Let me know if you need test documents and code.

tahir.manzoor · November 20, 2018, 6:52pm

@sbd

Thanks for your inquiry. To ensure a timely and accurate response, please attach the following resources here for testing:

Your input Word document.
Please share the fonts “Gulim” and “AR PL UKai CN”.
Please create a simple Java application ( source code without compilation errors ) that helps us to reproduce your problem on our end and attach it here for testing.

As soon as you get these pieces of information ready, we will start investigation into your issue and provide you more information. Thanks for your cooperation.

PS: To attach these resources, please zip and upload them.

sbd · November 20, 2018, 8:15pm

@tahir.manzoor Zip uploaded with source replicating the problem.

To build run: ./gradlew shadowJar

To run: java -jar build/libs/AsposeTest-1.0-all.jar encoding.docx encoding.pdf

Outputs are encoding.pdf rendered pdf and fallback.xml the fallback settings from Aspose.words.

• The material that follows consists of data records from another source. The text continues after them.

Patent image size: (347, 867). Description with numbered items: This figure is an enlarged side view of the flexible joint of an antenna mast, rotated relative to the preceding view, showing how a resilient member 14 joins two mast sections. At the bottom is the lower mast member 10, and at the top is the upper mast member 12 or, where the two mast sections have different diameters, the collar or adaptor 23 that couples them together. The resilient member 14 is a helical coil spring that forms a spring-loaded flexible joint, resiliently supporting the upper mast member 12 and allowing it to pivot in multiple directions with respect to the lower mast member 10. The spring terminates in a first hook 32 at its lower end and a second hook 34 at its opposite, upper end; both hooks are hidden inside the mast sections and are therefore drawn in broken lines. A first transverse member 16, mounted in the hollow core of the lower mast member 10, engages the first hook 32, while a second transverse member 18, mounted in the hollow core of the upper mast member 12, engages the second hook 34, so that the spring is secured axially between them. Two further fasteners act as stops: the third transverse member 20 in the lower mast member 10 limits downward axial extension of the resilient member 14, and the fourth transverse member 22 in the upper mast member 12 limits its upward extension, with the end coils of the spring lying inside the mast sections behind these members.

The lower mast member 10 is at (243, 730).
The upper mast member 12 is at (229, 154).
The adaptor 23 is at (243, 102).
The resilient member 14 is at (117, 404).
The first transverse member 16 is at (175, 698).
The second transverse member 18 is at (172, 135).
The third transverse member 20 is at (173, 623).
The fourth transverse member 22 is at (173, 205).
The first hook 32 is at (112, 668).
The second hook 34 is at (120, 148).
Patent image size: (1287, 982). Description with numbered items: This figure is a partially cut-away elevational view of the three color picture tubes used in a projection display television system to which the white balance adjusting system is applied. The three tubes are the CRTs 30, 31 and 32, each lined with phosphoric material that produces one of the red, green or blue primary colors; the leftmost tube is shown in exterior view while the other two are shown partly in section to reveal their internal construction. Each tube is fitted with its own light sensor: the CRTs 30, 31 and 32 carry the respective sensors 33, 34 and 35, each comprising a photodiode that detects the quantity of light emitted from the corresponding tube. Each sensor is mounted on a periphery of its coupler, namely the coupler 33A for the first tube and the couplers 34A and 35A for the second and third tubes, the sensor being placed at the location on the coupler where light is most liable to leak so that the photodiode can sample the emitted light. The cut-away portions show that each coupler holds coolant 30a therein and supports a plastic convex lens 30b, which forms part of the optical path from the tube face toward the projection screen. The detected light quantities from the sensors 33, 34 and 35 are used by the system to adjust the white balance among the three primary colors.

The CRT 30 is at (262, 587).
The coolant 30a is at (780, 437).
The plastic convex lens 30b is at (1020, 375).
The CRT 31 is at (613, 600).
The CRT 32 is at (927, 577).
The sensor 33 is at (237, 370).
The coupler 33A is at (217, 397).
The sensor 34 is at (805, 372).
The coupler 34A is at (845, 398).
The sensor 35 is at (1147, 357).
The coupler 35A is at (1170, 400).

The program implements a IWarningCallback and will output to console when a font is being substituted.

The font AR PL UKai CN is provided in the fonts folder (comes from the package: Ubuntu – Error), the Gulim font is a standard Windows font and should not be relevant to reproducing the problem.

Also note you’ll also see a similar problem for: Vietnamese, Urdu and Hindi in the test file encoding.docx.

tahir.manzoor · November 21, 2018, 6:10am

@sbd

Unfortunately, we have not found the attachment with your post. Please attach it again.

Please do not include the JAR file in the ZIP file. You can share the Java code to reproduce this issue at our end. If the documents’ size is bigger, please ZIP and upload them on Dropbox or any other file hosting service and share the download link here for us to test this scenario.

Thanks for your cooperation.

sbd · November 23, 2018, 4:57pm

@tahir.manzoor my apologizes I didn’t realize the file didn’t finish uploading.

I’ve removed the build directory and it seems to finish uploading now: AsposeTest.zip (10.0 MB).

Let me know if you have any troubles getting to the file and I can share on dropbox.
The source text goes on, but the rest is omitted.